Bread with Meat

Dough :

4 cups flour

3 tablespoons vegetable oil

1 tablespoon yeast

3 eggs

1/2 teaspoon powdered bread spices (black pepper & cumin)

Stuffing :

3/4 pound ground beef

2 black peppercorns

2 onions (finely chopped)

3 tablespoons corn oil (to grease tray)

1/2 bundle leeks

1 tablespoon seeds (for decoration)

6 tablespoons sesame cream (Tahini)

2 teaspoons salt

Dissolve yeast in half a cup of warm water and set aside to soften. Put flour in a large bowl, make a well in center and add eggs, oil, yeast, salt and bread spices. Mix well, adding the water a little at a time until you have a firm dough. Grease a large tray with oil. Put dough on tray and cover with a damp cloth. Place dough in a warm place for at least two hours. In a saucepan put ground beef, onion and salt. Place over medium heat, stirring until meat is cooked. Set aside until cool. Finely chop leeks and wash several times through a strainer. Spread leeks on paper towel to absorb excess water. Add leeks to ground meat. Mix sesame cream with vinegar, a little water and black pepper. When you have a smooth paste add to leek and meat mixture, mixing thoroughly. When dough has risen, roll out into circular shape of medium thickness, spread the meat mixture over the dough leaving edge uncovered. Sprinkle with seeds, and place in a 350-degree oven for half an hour or until bread is baked.

Butheina Al-Nounou

Baba Ghannouj (Eggplant Dip)

1 large round eggplant (aubergine)

2 or 3 cloves of garlic

60 milliliters (3 oz., 4 Tbs.) tahina

60 milliliters (2 oz., 4 Tbs.) lemon juice

salt, red pepper

olive oil

chopped parsley

slices of red bell pepper to garnish

Cook the eggplant in a hot oven or on a fork over the flame of a gas stove. When it is well cooked through and the skin is blackened, douse with cold water, peel and chop into small pieces. Mash two or three cloves of garlic to a paste with about the same volume of salt. Add eggplant, mash to a smooth consistency and blend the tahina and lemon juice to make the Arab version of this dish; omit the tahina for the Turkish version. Serve in a bowl with little olive oil on top and garnish chopped parsley, red pepper slices and a dusting of red pepper. Serve five.

Butheina Al-Nounou

Artichoke Casserole

10 Fresh artichokes

1/2 lb. Ground lean veal meat

1/4 cup Chopped onions

3 tablespoons Pine nuts

Lemon juice

Salt, pepper and cinnamon

Vegetable oil

Take out all the thick leaves around the artichoke. Cut the top horizontally, cut the base too. With a tablespoon remove the hairy center, making a well in the center.

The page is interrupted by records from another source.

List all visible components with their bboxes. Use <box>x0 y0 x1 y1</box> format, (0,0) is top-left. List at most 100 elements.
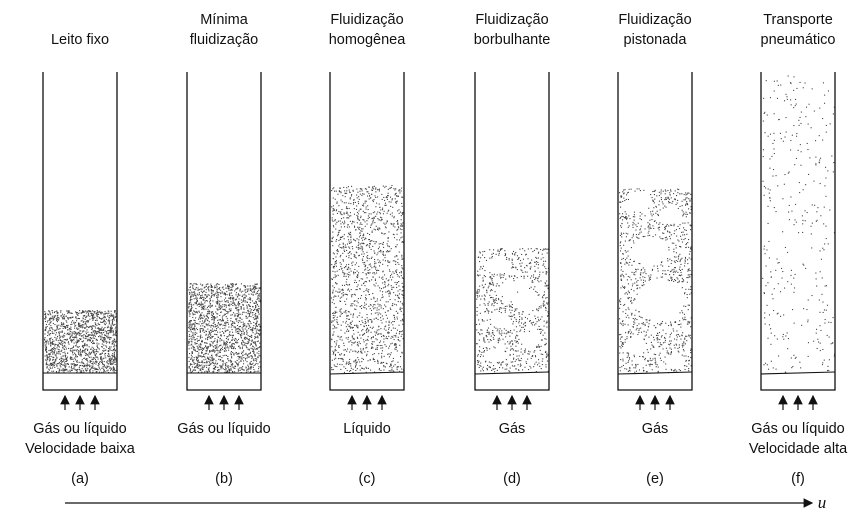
particle <box>188 335 190 337</box>
particle <box>76 320 78 322</box>
particle <box>225 323 227 325</box>
particle <box>199 336 201 338</box>
particle <box>73 322 75 324</box>
particle <box>214 330 216 332</box>
particle <box>53 363 55 365</box>
particle <box>496 302 498 304</box>
particle <box>50 362 52 364</box>
particle <box>60 311 62 313</box>
particle <box>110 363 112 365</box>
particle <box>365 208 367 210</box>
particle <box>484 270 486 272</box>
particle <box>203 308 205 310</box>
particle <box>481 295 483 297</box>
particle <box>237 303 239 305</box>
particle <box>340 313 342 315</box>
particle <box>240 283 242 285</box>
particle <box>95 371 97 373</box>
particle <box>381 193 383 195</box>
particle <box>337 295 339 297</box>
particle <box>79 310 81 312</box>
particle <box>107 315 109 317</box>
particle <box>104 355 106 357</box>
particle <box>253 358 255 360</box>
particle <box>209 299 211 301</box>
particle <box>48 310 50 312</box>
particle <box>249 335 251 337</box>
particle <box>54 362 56 364</box>
particle <box>391 288 393 290</box>
particle <box>199 361 201 363</box>
particle <box>80 330 82 332</box>
particle <box>79 312 81 314</box>
particle <box>221 320 223 322</box>
particle <box>192 284 194 286</box>
particle <box>387 291 389 293</box>
particle <box>94 332 96 334</box>
particle <box>214 347 216 349</box>
particle <box>338 288 340 290</box>
particle <box>45 315 47 317</box>
particle <box>388 262 390 264</box>
particle <box>385 337 387 339</box>
particle <box>367 331 369 333</box>
particle <box>346 273 348 275</box>
particle <box>62 364 64 366</box>
particle <box>399 331 401 333</box>
particle <box>108 312 110 314</box>
particle <box>211 336 213 338</box>
particle <box>82 362 84 364</box>
particle <box>381 277 383 279</box>
particle <box>373 266 375 268</box>
particle <box>239 369 241 371</box>
particle <box>392 225 394 227</box>
particle <box>508 275 510 277</box>
particle <box>332 317 334 319</box>
particle <box>230 351 232 353</box>
particle <box>202 367 204 369</box>
particle <box>515 350 517 352</box>
particle <box>206 316 208 318</box>
particle <box>334 264 336 266</box>
particle <box>209 336 211 338</box>
particle <box>46 347 48 349</box>
particle <box>64 369 66 371</box>
particle <box>366 338 368 340</box>
particle <box>545 338 547 340</box>
particle <box>393 321 395 323</box>
particle <box>537 261 539 263</box>
particle <box>255 362 257 364</box>
particle <box>340 308 342 310</box>
particle <box>341 267 343 269</box>
particle <box>362 242 364 244</box>
particle <box>219 305 221 307</box>
particle <box>364 266 366 268</box>
particle <box>335 223 337 225</box>
particle <box>341 312 343 314</box>
particle <box>194 341 196 343</box>
particle <box>334 198 336 200</box>
particle <box>356 238 358 240</box>
particle <box>380 333 382 335</box>
particle <box>190 295 192 297</box>
particle <box>253 309 255 311</box>
particle <box>361 194 363 196</box>
particle <box>85 327 87 329</box>
particle <box>51 310 53 312</box>
particle <box>195 356 197 358</box>
particle <box>346 192 348 194</box>
particle <box>223 335 225 337</box>
particle <box>392 260 394 262</box>
particle <box>257 329 259 331</box>
particle <box>218 370 220 372</box>
particle <box>81 349 83 351</box>
particle <box>86 310 88 312</box>
particle <box>358 219 360 221</box>
particle <box>70 363 72 365</box>
particle <box>233 302 235 304</box>
particle <box>94 357 96 359</box>
particle <box>198 344 200 346</box>
particle <box>338 211 340 213</box>
particle <box>219 300 221 302</box>
particle <box>217 292 219 294</box>
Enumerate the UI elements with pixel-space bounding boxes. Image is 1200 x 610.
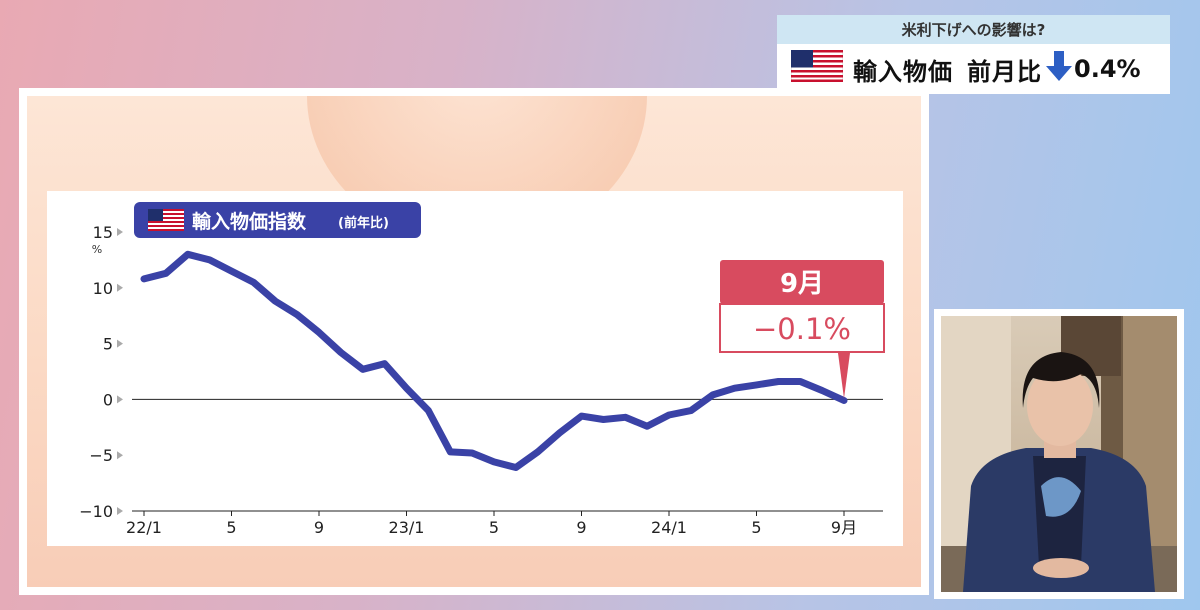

Do the same thing with the rest, putting them in a pan filled with water and 1/4 cup lemon juice when you finish each one, in order to preserve its color.

With one tablespoon butter, stir the meat, onions and pine nuts till brown. Add the seasoning.

Fry the drained artichoke with 5 tablespoons vegetable oil till slightly brown. Drain.

Arrange in pan, pour in it a cup of water and 1/4 cup lemon juice. Adjust the seasoning.

Bake in a 350 degree oven for 30 minutes till they are tender. Serve with rice and green mixed salad.


Butheina Al-Nounou

Baked Kabab Bahraini

  • 1/2 cup chickpea/gram/garbanzo flour (in Gulf countries this is labeled explicitly as Kabab flour)
  •  1/4 cup water
  • 1/2 red onion – finely chopped
  • 1 small tomato – finely diced
  • 1 green chilli pepper – very finely chopped (I have a low threshold for spicy things so I used half)
  • 1/2 tsp garlic powder
  • 2 tsp cumin powder
  • sea salt/black pepper to taste
  • 1 tbsp coconut oil (or cooking oil of choice)

Mix all dry ingredients and add water and whisk to create a batter-y consistency, add it in a little at a time till you get a batter that’s not too runny.

Grease a baking pan with the coconut oil and add the batter in tablespoon increments.

Bake under the gril,  for about 5 minutes or until edges are brown and crispy.

Flip and bake for an additional 2 minutes (but careful not to burn!)

Butheina Al-nounou

Roasted Garlic-Potato Soup


- 5 whole garlic heads

- 2 bacon slices, diced

-  1 cup diced onion

- 1 cup diced carrot 

-  2 garlic cloves, minced

- 6 cups diced baking potato (about 2 pounds)

-  4 cups low-salt chicken broth 

-  1/2 teaspoon salt

-  1/4 teaspoon pepper

-  1 bay leaf

-  1 cup 2% low-fat milk

-1/4 cup chopped fresh parsley


  1. Remove white papery skin from each garlic head (do not peel or separate cloves). Wrap each head separately in aluminum foil. Bake at 350° for 1 hour; let cool for 10 minutes. Separate cloves, and squeeze to extract 1/4 cup of garlic pulp; discard the skins.
  2. Cook bacon in a large saucepan over medium-high heat until crisp. Add onion, carrot, and minced garlic, and sauté 5 minutes. Add potato, broth, salt, pepper, and bay leaf; bring to a boil. Cover, reduce heat, and simmer 20 minutes or until potato is tender; remove bay leaf.
  3. Combine garlic pulp and 2 cups potato mixture in a blender or food processor, and process until smooth. Return purée to pan; stir in milk, and cook over low heat until thoroughly heated. Remove from heat, and stir in chopped parsley.